As the Caliber is a car that is meant to be sold in markets outside of North America, there is another powertrain setup available for the car: a 2.0-liter turbocharged diesel that provides an estimated 134 hp and 229 lb-ft of torque. And as Europeans like manual transmissions as well as diesels, a six-speed Aisin manual is available for that market.
Although the vehicle is certainly economical—starting price is $13,985 (including $560 destination), which is $410 less than the Neon—there was no stinting on engineering the vehicle. Consider the structure. There is an extensive use of high-strength and hot-stamped steel in strategic areas (e.g., A- and B-pillars; roof reinforcement) so that there is strength without a weight penalty (by using four grades of high-strength steel for approximately 40% of the structure, it is estimated that the weight savings are on the order of some 44 lb.). There’s dual-phase advanced high-strength steel used for the front and rear rails, tunnel reinforcement, and floor cross members. Chrysler has been deploying hydroformed components on its trucks; with the Caliber it brings hydroforming to the compact car, with a hydroformed front closure and upper cross member.

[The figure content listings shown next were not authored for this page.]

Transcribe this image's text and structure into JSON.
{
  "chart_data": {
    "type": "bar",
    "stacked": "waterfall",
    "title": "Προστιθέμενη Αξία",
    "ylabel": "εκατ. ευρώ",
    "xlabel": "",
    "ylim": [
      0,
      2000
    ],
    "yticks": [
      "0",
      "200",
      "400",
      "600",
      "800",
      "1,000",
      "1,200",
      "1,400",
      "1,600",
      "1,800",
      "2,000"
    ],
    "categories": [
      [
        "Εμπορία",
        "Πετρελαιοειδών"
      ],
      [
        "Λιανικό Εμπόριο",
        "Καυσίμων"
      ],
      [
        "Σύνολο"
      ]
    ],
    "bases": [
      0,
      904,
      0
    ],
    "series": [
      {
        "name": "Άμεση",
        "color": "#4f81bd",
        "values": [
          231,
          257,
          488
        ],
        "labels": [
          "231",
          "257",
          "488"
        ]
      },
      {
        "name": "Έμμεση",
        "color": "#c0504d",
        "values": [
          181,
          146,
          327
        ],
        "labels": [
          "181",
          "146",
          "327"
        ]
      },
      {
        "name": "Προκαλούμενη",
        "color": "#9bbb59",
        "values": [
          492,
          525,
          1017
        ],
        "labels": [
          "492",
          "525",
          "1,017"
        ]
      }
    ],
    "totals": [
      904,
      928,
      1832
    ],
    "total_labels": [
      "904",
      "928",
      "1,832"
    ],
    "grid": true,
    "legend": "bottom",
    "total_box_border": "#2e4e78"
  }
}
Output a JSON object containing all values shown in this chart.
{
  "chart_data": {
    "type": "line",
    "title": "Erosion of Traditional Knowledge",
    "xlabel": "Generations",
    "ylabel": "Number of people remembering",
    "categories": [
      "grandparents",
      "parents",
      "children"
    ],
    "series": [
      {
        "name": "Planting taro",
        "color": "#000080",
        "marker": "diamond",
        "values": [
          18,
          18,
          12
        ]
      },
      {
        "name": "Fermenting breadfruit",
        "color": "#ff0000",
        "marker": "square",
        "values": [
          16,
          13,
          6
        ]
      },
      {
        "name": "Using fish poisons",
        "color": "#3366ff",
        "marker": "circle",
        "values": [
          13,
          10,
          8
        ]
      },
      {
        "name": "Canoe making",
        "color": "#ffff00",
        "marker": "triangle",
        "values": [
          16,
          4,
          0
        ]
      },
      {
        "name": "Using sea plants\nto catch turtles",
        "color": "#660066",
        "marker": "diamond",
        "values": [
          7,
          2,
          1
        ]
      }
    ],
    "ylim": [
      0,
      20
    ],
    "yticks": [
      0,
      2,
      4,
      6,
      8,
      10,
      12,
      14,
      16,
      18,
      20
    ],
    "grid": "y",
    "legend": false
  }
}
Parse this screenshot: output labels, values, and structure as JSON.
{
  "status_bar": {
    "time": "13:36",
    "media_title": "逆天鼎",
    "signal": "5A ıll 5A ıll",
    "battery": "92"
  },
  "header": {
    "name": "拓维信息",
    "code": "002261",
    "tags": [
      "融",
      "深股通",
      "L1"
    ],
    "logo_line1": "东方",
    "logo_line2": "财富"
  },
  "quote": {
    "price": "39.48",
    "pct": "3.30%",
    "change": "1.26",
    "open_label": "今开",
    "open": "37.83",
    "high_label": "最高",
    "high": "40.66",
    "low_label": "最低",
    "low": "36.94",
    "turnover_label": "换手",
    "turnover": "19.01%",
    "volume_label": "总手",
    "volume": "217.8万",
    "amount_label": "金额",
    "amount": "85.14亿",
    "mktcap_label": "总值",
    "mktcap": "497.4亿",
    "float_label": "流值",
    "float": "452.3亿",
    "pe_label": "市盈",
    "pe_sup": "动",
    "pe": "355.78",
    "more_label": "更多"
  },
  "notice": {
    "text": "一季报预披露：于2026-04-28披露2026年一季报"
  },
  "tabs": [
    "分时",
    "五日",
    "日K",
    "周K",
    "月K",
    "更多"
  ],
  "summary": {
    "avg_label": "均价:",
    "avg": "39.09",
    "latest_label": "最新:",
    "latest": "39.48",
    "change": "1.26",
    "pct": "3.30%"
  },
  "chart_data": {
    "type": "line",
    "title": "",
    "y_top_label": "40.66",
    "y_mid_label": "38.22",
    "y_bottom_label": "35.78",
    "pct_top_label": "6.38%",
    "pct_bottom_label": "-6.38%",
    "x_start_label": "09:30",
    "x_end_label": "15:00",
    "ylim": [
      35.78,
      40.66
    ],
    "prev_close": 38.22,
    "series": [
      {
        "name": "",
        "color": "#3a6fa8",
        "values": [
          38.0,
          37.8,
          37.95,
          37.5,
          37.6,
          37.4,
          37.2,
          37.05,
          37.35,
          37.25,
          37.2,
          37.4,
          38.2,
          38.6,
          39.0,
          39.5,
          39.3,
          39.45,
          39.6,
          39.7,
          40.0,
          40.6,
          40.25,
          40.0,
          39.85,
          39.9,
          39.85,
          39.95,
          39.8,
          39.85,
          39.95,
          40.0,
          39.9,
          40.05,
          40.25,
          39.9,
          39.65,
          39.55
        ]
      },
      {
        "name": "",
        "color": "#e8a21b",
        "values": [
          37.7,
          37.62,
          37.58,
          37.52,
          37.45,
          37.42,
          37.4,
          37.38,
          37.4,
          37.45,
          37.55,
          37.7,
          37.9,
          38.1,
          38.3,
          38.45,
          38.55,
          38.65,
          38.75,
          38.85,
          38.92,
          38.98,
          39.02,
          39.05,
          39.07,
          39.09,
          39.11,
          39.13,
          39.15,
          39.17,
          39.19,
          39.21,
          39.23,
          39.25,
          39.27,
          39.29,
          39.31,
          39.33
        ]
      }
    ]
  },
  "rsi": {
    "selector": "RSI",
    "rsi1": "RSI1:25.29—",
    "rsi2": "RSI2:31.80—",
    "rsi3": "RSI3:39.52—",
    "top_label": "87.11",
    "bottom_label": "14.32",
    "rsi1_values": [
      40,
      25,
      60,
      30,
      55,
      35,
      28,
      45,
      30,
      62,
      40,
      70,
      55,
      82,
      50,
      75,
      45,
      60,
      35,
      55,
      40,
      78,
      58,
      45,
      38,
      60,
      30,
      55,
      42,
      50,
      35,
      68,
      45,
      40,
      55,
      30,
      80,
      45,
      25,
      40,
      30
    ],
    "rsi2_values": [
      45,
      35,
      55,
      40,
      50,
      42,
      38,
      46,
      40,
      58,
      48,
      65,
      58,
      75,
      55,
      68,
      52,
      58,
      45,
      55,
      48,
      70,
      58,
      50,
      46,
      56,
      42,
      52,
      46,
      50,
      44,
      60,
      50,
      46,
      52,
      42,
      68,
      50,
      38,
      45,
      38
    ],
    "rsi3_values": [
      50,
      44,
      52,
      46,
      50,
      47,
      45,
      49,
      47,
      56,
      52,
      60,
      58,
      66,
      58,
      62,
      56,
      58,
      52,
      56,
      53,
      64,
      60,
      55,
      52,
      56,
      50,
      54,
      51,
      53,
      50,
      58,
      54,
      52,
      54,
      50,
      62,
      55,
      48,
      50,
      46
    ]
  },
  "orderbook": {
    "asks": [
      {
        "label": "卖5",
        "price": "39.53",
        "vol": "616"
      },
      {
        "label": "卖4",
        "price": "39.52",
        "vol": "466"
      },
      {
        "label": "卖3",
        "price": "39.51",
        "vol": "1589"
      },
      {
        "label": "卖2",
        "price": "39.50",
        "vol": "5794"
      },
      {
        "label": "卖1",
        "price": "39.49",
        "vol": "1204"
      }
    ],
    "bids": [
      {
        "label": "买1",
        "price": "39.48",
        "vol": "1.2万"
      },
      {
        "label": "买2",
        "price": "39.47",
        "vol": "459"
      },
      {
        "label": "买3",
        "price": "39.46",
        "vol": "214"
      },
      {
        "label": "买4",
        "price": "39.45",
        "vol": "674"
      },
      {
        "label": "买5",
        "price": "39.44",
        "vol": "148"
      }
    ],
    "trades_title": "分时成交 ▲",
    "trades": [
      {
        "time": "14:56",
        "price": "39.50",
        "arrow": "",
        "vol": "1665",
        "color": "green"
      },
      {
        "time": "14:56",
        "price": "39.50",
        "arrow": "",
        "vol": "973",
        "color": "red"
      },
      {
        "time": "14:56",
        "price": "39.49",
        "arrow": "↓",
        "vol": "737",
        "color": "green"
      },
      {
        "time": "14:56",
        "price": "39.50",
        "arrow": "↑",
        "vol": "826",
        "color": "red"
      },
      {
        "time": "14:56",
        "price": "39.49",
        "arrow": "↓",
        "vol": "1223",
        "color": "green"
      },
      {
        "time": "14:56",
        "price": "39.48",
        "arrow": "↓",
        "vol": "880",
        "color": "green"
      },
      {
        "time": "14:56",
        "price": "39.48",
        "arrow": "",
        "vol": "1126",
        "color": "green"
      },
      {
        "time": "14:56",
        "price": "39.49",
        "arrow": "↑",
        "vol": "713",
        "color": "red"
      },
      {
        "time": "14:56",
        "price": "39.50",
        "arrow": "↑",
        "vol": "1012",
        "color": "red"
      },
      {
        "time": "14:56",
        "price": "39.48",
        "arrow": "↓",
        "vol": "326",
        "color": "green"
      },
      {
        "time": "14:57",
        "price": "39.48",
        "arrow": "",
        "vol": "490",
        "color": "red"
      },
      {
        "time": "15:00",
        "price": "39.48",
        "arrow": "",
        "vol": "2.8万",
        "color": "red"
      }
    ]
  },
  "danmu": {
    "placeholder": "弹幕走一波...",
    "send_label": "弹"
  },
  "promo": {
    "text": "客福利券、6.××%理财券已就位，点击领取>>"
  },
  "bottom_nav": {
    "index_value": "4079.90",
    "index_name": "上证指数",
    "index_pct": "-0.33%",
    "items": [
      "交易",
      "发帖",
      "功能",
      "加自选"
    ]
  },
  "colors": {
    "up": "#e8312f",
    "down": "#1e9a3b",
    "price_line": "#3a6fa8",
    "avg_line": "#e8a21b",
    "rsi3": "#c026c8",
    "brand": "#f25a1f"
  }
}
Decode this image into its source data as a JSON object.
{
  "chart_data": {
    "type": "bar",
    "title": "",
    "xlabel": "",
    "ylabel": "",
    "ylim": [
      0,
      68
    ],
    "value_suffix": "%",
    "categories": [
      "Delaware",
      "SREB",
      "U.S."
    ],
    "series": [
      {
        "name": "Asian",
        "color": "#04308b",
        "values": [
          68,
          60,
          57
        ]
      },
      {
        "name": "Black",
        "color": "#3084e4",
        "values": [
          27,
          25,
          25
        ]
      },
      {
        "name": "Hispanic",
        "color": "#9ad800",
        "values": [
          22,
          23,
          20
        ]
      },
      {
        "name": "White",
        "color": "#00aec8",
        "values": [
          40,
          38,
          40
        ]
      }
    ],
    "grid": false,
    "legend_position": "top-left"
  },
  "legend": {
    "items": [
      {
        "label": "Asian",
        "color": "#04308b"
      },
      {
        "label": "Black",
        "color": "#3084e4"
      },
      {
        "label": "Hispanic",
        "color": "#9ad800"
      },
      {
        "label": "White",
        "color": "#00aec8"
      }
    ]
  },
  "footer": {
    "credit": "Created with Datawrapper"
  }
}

Although magnesium is not an economy material, the Caliber has a magnesium alloy cross-car beam.
Perhaps one of the more clever approaches that Chrysler is taking with the Caliber is making an array of interesting features available, such as a nine-speaker Boston Acoustic audio system (“MusicGate Power”) that has two of the speakers housed in the liftgate such that when the liftgate is opened the speakers can be indexed down so that they are facing outside the vehicle, which is said to be ideal for tailgating. There’s the “ChillZone,” a bin above the glove box into which four 20-oz. beverage containers can be fitted and into which conditioned air is circulated to keep them cool. Because this is a hatch and hatches tend to be used to convey stuff, the rear cargo area has a vinyl covering that can be removed and hosed. In other words, Chrysler isn’t taking the econobox approach with the Caliber, but actually offering a car that takes advantage of intellectual capital to provide a thoughtful edge in a competitive marketspace.